Mijune shoots our frappe bliss before we devour it. Photo by David Lansing.

I don’t do dessert. I just don’t. So when Mijune suggested that after we finished our chicken feet at Fisherman’s Terrace we head up to the food court in the Abderdeen Centre for some Taiwanese-style shaved ice, I told her to go on ahead.

“You should try it.”

“First of all, I can’t eat another thing. And secondly, the last thing I want right now is shaved ice. I hate shaved ice.”

“It’s not really shaved ice,” she said, grabbing my arm and dragging me towards the escalator. “It’s frappé.”

Whoopy do.

I haven’t known Mijune long but obviously what Mijune wants, Mijune gets. She was going to drag me kicking and screaming like a two-year-old to the food court.

So the Taiwanese-style shaved ice place is called Frappé Bliss. Mijune says in Taiwan it’s called xue hua bing, which means “snowflake ice.”

“But it’s not really ice,” she says as she barks out instructions to some kid behind the counter for what she wants. “It’s actually frozen milk.”

Like that makes it sound any better.

Anyway, Mijune orders a big bowl of green tea frappe with fresh mango, kiwi, and strawberry and a scoop of ice cream on the top. Then, after we get it, she whips out her cell phone and starts taking photos. While the whole thing melts. Which is just fine with me since I’m not going to have any of it anyway. Finally, she dips a plastic spoon in to the bowl and takes a tiny little bite.
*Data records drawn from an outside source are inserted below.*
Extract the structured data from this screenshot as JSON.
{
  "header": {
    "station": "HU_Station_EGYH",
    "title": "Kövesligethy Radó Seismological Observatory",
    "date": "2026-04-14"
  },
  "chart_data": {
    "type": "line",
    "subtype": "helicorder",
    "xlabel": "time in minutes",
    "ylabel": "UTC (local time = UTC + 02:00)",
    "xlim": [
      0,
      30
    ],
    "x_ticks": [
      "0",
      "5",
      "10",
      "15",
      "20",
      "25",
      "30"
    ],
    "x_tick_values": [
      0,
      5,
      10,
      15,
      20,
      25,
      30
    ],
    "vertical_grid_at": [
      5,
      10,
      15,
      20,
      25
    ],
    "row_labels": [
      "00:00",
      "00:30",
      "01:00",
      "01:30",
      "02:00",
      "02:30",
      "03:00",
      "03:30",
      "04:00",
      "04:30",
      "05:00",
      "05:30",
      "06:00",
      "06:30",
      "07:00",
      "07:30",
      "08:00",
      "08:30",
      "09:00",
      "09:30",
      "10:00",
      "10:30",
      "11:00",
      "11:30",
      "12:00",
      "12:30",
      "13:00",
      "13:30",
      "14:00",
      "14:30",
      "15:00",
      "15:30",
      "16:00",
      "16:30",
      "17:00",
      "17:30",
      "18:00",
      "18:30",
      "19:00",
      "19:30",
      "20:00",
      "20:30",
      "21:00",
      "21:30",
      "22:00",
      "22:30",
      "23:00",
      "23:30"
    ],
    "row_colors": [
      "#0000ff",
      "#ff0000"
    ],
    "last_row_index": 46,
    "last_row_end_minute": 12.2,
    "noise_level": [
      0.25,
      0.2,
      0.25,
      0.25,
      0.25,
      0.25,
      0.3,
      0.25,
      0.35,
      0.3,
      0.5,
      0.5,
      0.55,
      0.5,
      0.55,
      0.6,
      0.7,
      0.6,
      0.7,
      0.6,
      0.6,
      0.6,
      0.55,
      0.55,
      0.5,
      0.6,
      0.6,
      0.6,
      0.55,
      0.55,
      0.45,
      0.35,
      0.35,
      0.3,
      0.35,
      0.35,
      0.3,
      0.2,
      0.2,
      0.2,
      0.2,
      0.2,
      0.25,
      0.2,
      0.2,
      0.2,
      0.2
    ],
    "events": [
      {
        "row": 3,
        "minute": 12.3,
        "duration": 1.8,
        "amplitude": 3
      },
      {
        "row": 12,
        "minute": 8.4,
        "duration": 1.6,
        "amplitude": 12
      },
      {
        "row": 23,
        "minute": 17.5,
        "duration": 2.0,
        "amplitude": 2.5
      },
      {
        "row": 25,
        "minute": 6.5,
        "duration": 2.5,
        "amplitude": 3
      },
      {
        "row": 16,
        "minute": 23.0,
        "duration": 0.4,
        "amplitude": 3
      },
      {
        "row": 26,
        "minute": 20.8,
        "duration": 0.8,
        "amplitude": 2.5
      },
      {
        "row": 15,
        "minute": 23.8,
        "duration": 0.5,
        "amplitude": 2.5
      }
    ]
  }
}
“Oh-my-god,” she murmurs. She looks up at me but I ignore her. She plays with the spoon in her mouth, as if she’s licking off every last drop. “Oh, David,” she moans. People are looking at her. It’s like that scene in the diner in When Harry Met Sally—she’s having an orgasm at the Aberdeen food court.

“Fine,” I say, grabbing a spoon. “I’ll take a bite. Just stop moaning.”

The frappé is ethereal. Remember when you were a kid and the first snow of winter would fall and you’d go outside and lift your head up to the sky and catch a single solitary light-as-air snowflake on your tongue and it would instantaneously melt and make you giggle?

That’s what this dessert tastes like. Silky, fluffy, feathery snow. With flavor.

“Stop eating all the frappé,” I tell Mijune, pushing her plastic spoon out of the way. She smiles. “Should I get another?”

“If you want any you should,” I tell her.

And off she goes to Frappé Bliss. While I close my eyes and spoon into my mouth each delightful bite of the green tea-flavored feathery frozen milk delight.